Many private tutoring options are available in the Tam community, but private tutoring is a way of tying academic performance to financial expenditure, putting some students at an advantage or disadvantage based on their economic status. It’s important, then, that the free tutoring systems in place at Tam be as widely available and well-developed as possible. Students may be unaware of the programs already offered at Tam, or wary of their flaws. These programs exist to provide students with equal access to free help, and teachers should be commended for their efforts in that regard. At the same time, however, many Tam tutoring programs don’t feel accessible to students because of their inconsistent execution. This issue needs to be addressed so Tam’s academic support systems can be as viable as private tutoring options.
The math department’s Mandatory Math Tutoring Support (MMTS) program aims to support students through a system of mandatory tutorial sessions assigned in response to missed assignments or misunderstood concepts. Theoretically, the system provides equal access to math help, but it suffers from inconsistent application within the department. For some teachers, the MMTS is an automatic response to a missed assignment. Anecdotally, this policy causes more students to copy each other’s work or rush through an assignment to avoid losing points through an MMTS, rather than encouraging more careful review. The intervention format is a good one for mandating wider use of free tutoring services, but proves counterproductive when it serves as a punishment. On the other end of the spectrum, teachers who rarely or never enforce the MMTS policy fail to give students this extra studying opportunity, and perpetuate an uneven playing field. If the MMTS policy were standardized, more students would benefit from the program’s positive aspects, and fewer would suffer its detriments. The mandatory sessions are most effective when used as a tool for check-in and catch-up throughout the semester for students who truly need the additional help.

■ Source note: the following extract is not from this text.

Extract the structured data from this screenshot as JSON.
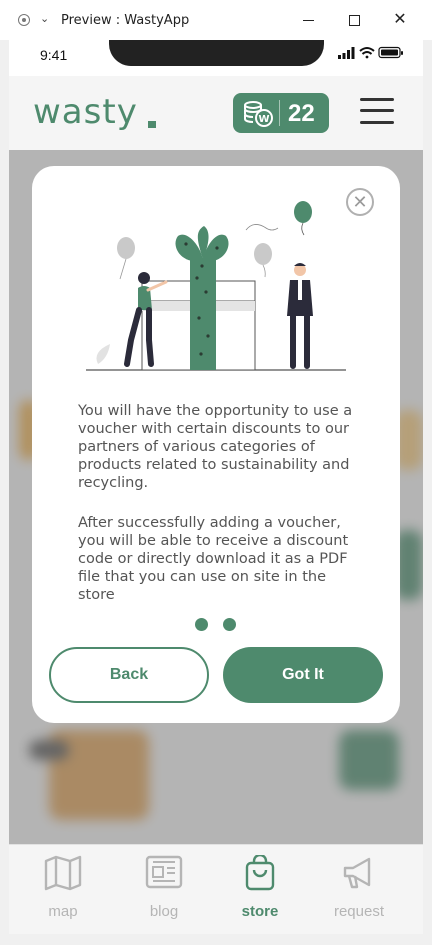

One program that might address the issue of inconsistent application or infrequent availability is Link Crew’s recently modified Study and Snacks program, which replaces traditional end-of-semester study sessions with mandatory math and science tutoring for students identified by teachers as needing additional help. The new system matches student tutors with struggling students during sessions strategically placed near unit tests, giving them an opportunity to address confusion or organizational issues before the problem gets out of hand. Like the MMTS, Study and Snacks is an intervention system designed to prevent last minute panic, but, due to its young age, has yet to fully prove itself.
A secondary issue of Tam’s support systems is their lack of consistent publicity. While some programs are made available at teachers’ discretion, others rely on student initiative. Tam’s Writing Lab provides students with writing tutors in Room 2020 during tutorial, but the program suffers from low attendance—perhaps because many students aren’t aware that the resource exists. Many teachers generously donate time outside of class for one-on-one sessions with students, but it’s students’ responsibility to coordinate these sessions. Teachers who do offer office hours could greatly help the process by making details about the times and locations of those sessions as specific and available as possible.
Given the economic divides that private tutoring options create, it’s essential that teachers and administrators offer a range of free academic support systems. In order for these programs to become fully functional, students need to actively seek support, and teachers need to ensure that these programs are as standardized and consistently publicized as possible.